Ketamine potentiates catecholamine responses of vascular smooth muscle by inhibition of extraneuronal uptake.

Effects of ketamine on responses to sympathomimetic amines were studied using isolated aortic and pulmonary artery strips from the rabbit. Ketamine (1.1 x 10(-5) to 3.7 x 10(-4) M) potentiated adrenaline-contracted strips. Potentiation was not impaired in tissues from animals pretreated with reserpine, with 6-hydroxydopamine, or its tissues pretreated with cocaine.
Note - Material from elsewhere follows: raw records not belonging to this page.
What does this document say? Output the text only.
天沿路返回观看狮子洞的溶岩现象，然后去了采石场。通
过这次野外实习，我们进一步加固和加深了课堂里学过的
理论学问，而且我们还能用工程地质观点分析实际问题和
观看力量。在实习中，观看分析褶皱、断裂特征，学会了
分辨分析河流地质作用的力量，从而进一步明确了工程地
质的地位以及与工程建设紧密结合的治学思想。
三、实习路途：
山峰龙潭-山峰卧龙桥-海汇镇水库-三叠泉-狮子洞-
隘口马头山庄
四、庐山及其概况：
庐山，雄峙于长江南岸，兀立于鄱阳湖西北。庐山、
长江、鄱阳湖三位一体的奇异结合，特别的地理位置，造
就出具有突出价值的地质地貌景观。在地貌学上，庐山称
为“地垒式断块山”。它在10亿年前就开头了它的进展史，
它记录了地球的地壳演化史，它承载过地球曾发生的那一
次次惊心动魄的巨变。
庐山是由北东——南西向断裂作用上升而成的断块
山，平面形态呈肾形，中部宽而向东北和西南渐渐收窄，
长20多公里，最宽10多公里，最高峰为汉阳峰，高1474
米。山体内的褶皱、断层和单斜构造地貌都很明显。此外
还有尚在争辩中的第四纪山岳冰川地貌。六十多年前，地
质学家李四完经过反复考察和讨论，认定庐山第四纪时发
Pretreatment of the strips with the catechol O-methyltransferase (COMT) inhibitors tropolone or pyrogallol or the inhibitor of extraneuronal uptake 17 beta-estradiol blocked the potentiation by ketamine; in addition, potentiation by the COMT and extraneuronal uptake inhibitors was abolished or greatly reduced by ketamine. In rabbit aorta, ketamine potentiated responses to the catecholamines (adrenaline greater than nordefrine greater than noradrenaline) but not to the noncatecholamines phenylephrine, methoxamine, and synephrine; instead a slight relaxant effect was observed. Ketamine potentiated, whereas cocaine inhibited, responses to tyramine Experiments using the technique of oil immersion demonstrated that ketamine reduced the rate at which aortic strips inactivate adrenaline even when monoamine oxidase (MAO) and neuronal uptake processes were fully inhibited. Uptake studies showed that ketamine and 17 beta-estradiol reduced extraneuronal accumulation of [3H]adrenaline in aortic strips. We conclude that ketamine is an inhibitor of extraneuronal uptake in the vascular smooth muscles studied and the importance of this mechanism in producing its known cardiovascular effect is discussed.